Foi ela a responsável por elevar o status da lingerie feminina, sutiãs e corsets, como peça a ser mostrada. Foi quem popularizou crucifixos em brincos colares e colocou na roda o assunto da cabala, a corrente místico-filosófica do judaísmo que conteria os segredos da existência humana. Sem contar na enorme contribuição que deu à comunidade LGBTQIA + e ao feminismo em geral, falando de liberdades individuais, empoderando e dando voz às chamadas minorias.
Tudo isso numa época em que rede social nem existia. Hoje, qualquer passo que uma artista pop dá se torna assunto. Uma ida de Taylor Swift a um restaurante com o boy novo, um término de relação amorosa, o que a celebridade come ou deixa de comer alimentam dias de falatório. O reality da vida pessoal tem tanto ou mais peso do que a produção artística. Rende negócios e seguidores, fazendo com que a artista nunca saia dos holofotes.
Nessa seara, Madonna, por exemplo, tem pouco mais da metade dos seguidores de Juliette, a vencedora do BBB 21. Mas isso pouco importa quando uma estrela do seu quilate se lança na estrada, numa turnê de 78 dias, por 15 países diferentes, que parece mais ambiciosa do que as de Beyoncé e Taylor Swift. Beyoncé fez 46 shows com sua Renascence Tour e saiu dela US$ 145 milhões mais rica, segundo a Forbes. Ainda segundo a revista, a Eras Tour de Taylor, que bateu todos os recordes de turnê mais lucrativa da história, com 56 shows neste ano, deu um lucro de US$ 305 milhões à cantora.
A seu favor, Madonna tem um setlist de 40 sucessos. 40! Hit atrás de hit, embalando gerações pelo mundo afora. Sem falar no know-how de dominar o formato dos grandes concertos. Afinal, Madonna mudou o showbiz quando incluiu em suas apresentações uma trupe de bailarinos, inúmeras trocas de figurinos, cenários e telões com o mais novo em tecnologia.
Depois dela, os concertos mudaram de patamar. Se hoje milhões de adolescentes dão plantão em frente às telas de celulares e computadores, num esquema de guerra, para comprar um ingresso da turnê de Taylor Swift, é porque Madonna adicionou doses extras de entretenimento para o público de shows.

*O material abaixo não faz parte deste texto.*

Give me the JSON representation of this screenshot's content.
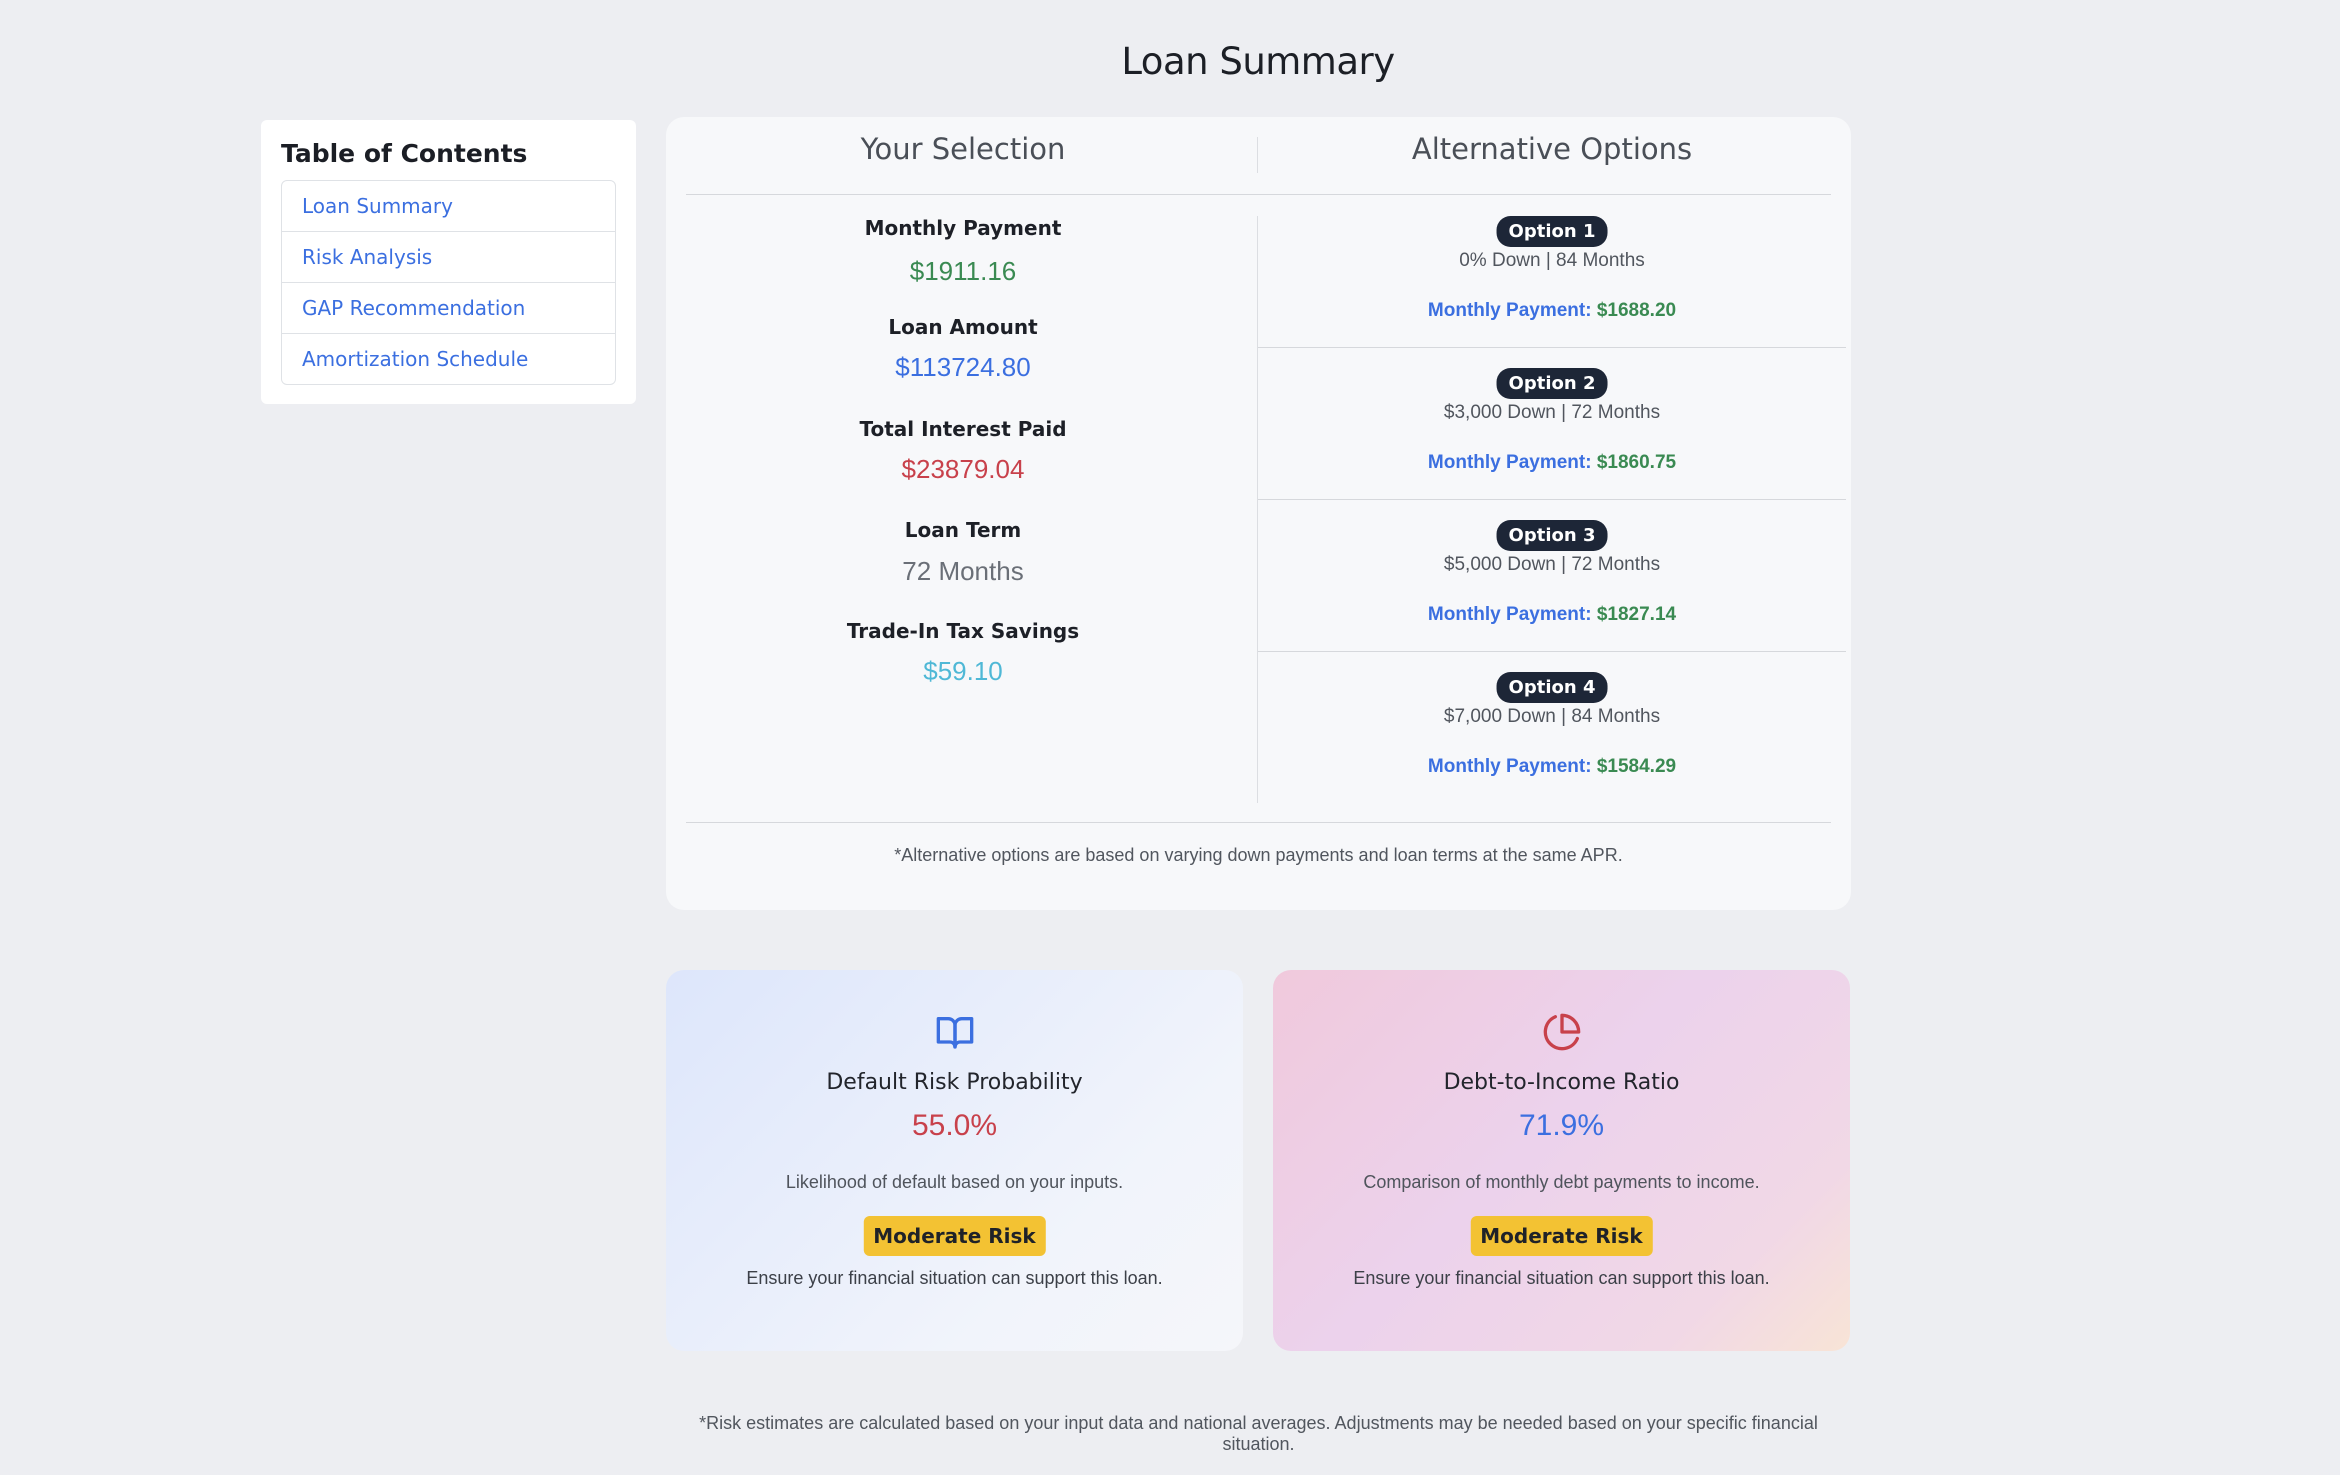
{
  "page": {
    "title": "Loan Summary"
  },
  "toc": {
    "title": "Table of Contents",
    "items": [
      {
        "label": "Loan Summary"
      },
      {
        "label": "Risk Analysis"
      },
      {
        "label": "GAP Recommendation"
      },
      {
        "label": "Amortization Schedule"
      }
    ]
  },
  "summary": {
    "selection_header": "Your Selection",
    "alternatives_header": "Alternative Options",
    "metrics": [
      {
        "label": "Monthly Payment",
        "value": "$1911.16",
        "color": "#3a8a52"
      },
      {
        "label": "Loan Amount",
        "value": "$113724.80",
        "color": "#3b6fe0"
      },
      {
        "label": "Total Interest Paid",
        "value": "$23879.04",
        "color": "#c8414b"
      },
      {
        "label": "Loan Term",
        "value": "72 Months",
        "color": "#6a6f77"
      },
      {
        "label": "Trade-In Tax Savings",
        "value": "$59.10",
        "color": "#4fb8d6"
      }
    ],
    "options": [
      {
        "badge": "Option 1",
        "desc": "0% Down | 84 Months",
        "pay_label": "Monthly Payment:",
        "pay_value": "$1688.20"
      },
      {
        "badge": "Option 2",
        "desc": "$3,000 Down | 72 Months",
        "pay_label": "Monthly Payment:",
        "pay_value": "$1860.75"
      },
      {
        "badge": "Option 3",
        "desc": "$5,000 Down | 72 Months",
        "pay_label": "Monthly Payment:",
        "pay_value": "$1827.14"
      },
      {
        "badge": "Option 4",
        "desc": "$7,000 Down | 84 Months",
        "pay_label": "Monthly Payment:",
        "pay_value": "$1584.29"
      }
    ],
    "note": "*Alternative options are based on varying down payments and loan terms at the same APR."
  },
  "risk": {
    "cards": [
      {
        "icon": "book-icon",
        "title": "Default Risk Probability",
        "value": "55.0%",
        "value_color": "#c8414b",
        "desc": "Likelihood of default based on your inputs.",
        "badge": "Moderate Risk",
        "advice": "Ensure your financial situation can support this loan."
      },
      {
        "icon": "pie-chart-icon",
        "title": "Debt-to-Income Ratio",
        "value": "71.9%",
        "value_color": "#3b6fe0",
        "desc": "Comparison of monthly debt payments to income.",
        "badge": "Moderate Risk",
        "advice": "Ensure your financial situation can support this loan."
      }
    ],
    "note": "*Risk estimates are calculated based on your input data and national averages. Adjustments may be needed based on your specific financial situation."
  },
  "colors": {
    "accent_blue": "#3b6fe0",
    "green": "#3a8a52",
    "red": "#c8414b",
    "badge_dark": "#1d2637",
    "badge_yellow": "#f3c233"
  }
}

Mas se Madonna já não dança com a mesma vitalidade de antigamente por causa dos esforços físicos ao longo da carreira, continua divertindo e emocionando plateias, agora em companhia dos filhos Lola, Merci, David e Stella, como vemos nas imagens do show de estreia que circulam pela internet. As imagens revelam que Madonna segue provocativa, inquieta, mantendo a aura de sex symbol que não economiza em erotismo em suas coreografias. No entanto, sem ameaça de ser censurada ou presa como aconteceu na turnê Blond Ambition, nos anos 90, quando sua performance de Like a Prayer simulando uma masturbação chocou os puritanos de plantão.
O "pecado" agora é outro. É envelhecer diante do público. Enquanto celebra a longevidade, Madonna parece mais disposta do que nunca a mandar ao mundo um recado em alto e bom som. Nenhuma mulher de sua idade deve se sentir presa a seguir um comportamento padrão, ditado por uma visão patriarcal e misógina da sociedade. Ninguém tem o direito de se apropriar dos corpos e das vidas de mulheres dizendo o que podem e não podem fazer. Madonna quer continuar por aí, produzindo e se mantendo ativa artisticamente. Quer ficar ainda por um bom tempo. Essa é a provocação que a estrela está disposta a fazer. Longa vida a Madonna.